Bundled codes for myocardial perfusion/SPECT imaging
CMS's continued pressure to bundled together imaging services reported with multiple codes has now hit myocardial perfusion imaging. In 2010 myocardial perfusion imaging/SPECT studies including wall motion and ejection fraction will now be reported with a single code. CMS decided to substantially reduce the payment for myocardial perfusion imaging as part of this rule by reducing both the physician work value and the practice expense value. To make matters worse, because there is a new code for the service, CMS apparently is not applying the four-year transition of the practice expense cuts and instead is using the fully implemented value. The result is a 36% cut in payment for 2010. This change alone accounts for more than one-third of the projected payment cut to cardiology. ACC will begin immediately to pursue strategies to mitigate this cut. Specifics on the new codes and tips on how to work with health plans to transition to the new codes will be emailed to you next week and also included in the November issue of Cardiology magazine.

Consultations: Payments for consultations provided in office and hospital settings are eliminated under the final rule. The RVUs assigned to these codes will be redistributed to office and hospital visits and services now billed as consultations will be billed as hospital or office visits. This will reduce payments to varying degrees for consultation services.

Malpractice: CMS has chosen to update the malpractice RVUs with data from a new survey of specialty-level malpractice premiums. In addition, CMS has proposed a new method for determining malpractice RVUs for technical component services. The proposed new malpractice RVUs would reduce cardiology payments by 1 percent. However, the impact will vary depending on the mix of services provided.

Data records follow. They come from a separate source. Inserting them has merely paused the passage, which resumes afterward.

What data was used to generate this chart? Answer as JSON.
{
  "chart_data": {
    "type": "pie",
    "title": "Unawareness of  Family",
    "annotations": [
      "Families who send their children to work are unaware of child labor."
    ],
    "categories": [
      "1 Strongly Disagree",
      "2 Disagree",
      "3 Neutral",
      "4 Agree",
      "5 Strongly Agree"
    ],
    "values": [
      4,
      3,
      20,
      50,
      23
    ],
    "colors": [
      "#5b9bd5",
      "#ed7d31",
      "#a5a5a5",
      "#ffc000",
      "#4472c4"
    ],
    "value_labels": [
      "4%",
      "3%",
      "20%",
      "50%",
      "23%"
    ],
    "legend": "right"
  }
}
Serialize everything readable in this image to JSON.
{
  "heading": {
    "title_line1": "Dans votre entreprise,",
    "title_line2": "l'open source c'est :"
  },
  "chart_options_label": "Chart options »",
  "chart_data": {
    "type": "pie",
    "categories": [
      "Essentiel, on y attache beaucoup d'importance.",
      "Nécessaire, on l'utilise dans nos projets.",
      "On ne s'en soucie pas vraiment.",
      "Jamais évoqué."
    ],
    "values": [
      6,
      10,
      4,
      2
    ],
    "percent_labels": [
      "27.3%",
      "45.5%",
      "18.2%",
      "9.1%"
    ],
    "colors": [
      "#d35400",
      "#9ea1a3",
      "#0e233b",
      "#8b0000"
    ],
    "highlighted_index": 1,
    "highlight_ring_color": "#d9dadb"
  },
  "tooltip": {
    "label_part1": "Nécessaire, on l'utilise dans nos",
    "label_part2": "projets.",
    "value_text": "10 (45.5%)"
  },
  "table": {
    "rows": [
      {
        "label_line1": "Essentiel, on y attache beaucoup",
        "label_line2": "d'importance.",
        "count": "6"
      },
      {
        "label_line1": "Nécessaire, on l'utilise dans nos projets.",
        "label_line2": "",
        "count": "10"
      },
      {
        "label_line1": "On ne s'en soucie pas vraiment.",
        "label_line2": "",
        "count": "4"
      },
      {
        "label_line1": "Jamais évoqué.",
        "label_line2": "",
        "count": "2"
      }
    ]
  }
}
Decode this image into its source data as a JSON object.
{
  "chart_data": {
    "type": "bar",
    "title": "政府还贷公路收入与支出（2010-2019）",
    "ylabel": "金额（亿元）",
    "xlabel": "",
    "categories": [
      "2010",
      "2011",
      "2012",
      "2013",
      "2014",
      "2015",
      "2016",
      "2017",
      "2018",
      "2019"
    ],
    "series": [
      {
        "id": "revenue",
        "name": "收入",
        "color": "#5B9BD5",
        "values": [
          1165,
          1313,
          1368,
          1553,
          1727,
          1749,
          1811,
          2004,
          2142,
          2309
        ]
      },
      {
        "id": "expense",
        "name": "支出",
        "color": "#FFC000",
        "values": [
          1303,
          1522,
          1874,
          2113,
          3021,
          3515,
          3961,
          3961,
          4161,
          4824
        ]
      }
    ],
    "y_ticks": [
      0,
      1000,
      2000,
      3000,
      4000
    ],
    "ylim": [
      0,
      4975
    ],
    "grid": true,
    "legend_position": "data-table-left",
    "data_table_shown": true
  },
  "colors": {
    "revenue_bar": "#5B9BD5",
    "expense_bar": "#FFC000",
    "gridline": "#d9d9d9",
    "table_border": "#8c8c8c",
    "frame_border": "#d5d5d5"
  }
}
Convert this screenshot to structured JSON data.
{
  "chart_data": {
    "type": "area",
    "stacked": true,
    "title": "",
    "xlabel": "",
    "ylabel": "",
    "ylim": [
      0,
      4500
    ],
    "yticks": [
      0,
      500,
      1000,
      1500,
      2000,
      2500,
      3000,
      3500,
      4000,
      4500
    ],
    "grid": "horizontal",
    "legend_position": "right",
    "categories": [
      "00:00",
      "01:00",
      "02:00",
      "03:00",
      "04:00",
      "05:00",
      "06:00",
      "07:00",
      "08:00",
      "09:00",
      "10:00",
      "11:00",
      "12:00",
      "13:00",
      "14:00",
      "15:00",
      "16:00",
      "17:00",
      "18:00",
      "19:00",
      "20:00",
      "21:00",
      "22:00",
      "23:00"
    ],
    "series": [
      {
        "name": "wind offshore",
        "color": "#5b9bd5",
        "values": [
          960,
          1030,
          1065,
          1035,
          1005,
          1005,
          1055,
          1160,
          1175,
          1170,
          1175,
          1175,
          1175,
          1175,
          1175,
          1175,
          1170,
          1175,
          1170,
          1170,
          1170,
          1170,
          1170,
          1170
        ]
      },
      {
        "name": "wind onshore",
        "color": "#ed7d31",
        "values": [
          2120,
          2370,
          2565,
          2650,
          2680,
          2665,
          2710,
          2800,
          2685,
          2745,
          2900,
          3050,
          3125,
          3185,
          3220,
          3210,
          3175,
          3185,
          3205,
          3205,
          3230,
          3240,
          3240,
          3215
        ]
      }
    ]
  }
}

Equipment utilization: CMS has finalized its proposal to change the agency's formula for calculating the per-procedure cost of diagnostic medical equipment worth more than $1 million. The proposal would assume that all diagnostic equipment with an acquisition cost greater than $1 million is used 90 percent of the time an office is open, thus driving down the practice expense RVUs for services using that equipment. Within cardiology, cardiac MR and cardiac CT services will be subject to payments set based on this utilization assumption. CMS did agree not to apply this cut to equipment for non-hospital cardiac catheterization services.

SGR: As required by current law, the final rule includes a 21.5 percent reduction in Medicare Physician Payment as of Jan. 1, 2010. This cut is in addition to the payment reductions that result from the proposed policy changes described above. In short, there could be as high as a 30 percent cut in Medicare payments for cardiology. However, as in previous years, Congress is expected to pass a one to two year fix this fall. CMS did finalize its proposal to remove physician-administered drugs from the accumulated SGR debt, which makes a fix to SGR less expensive.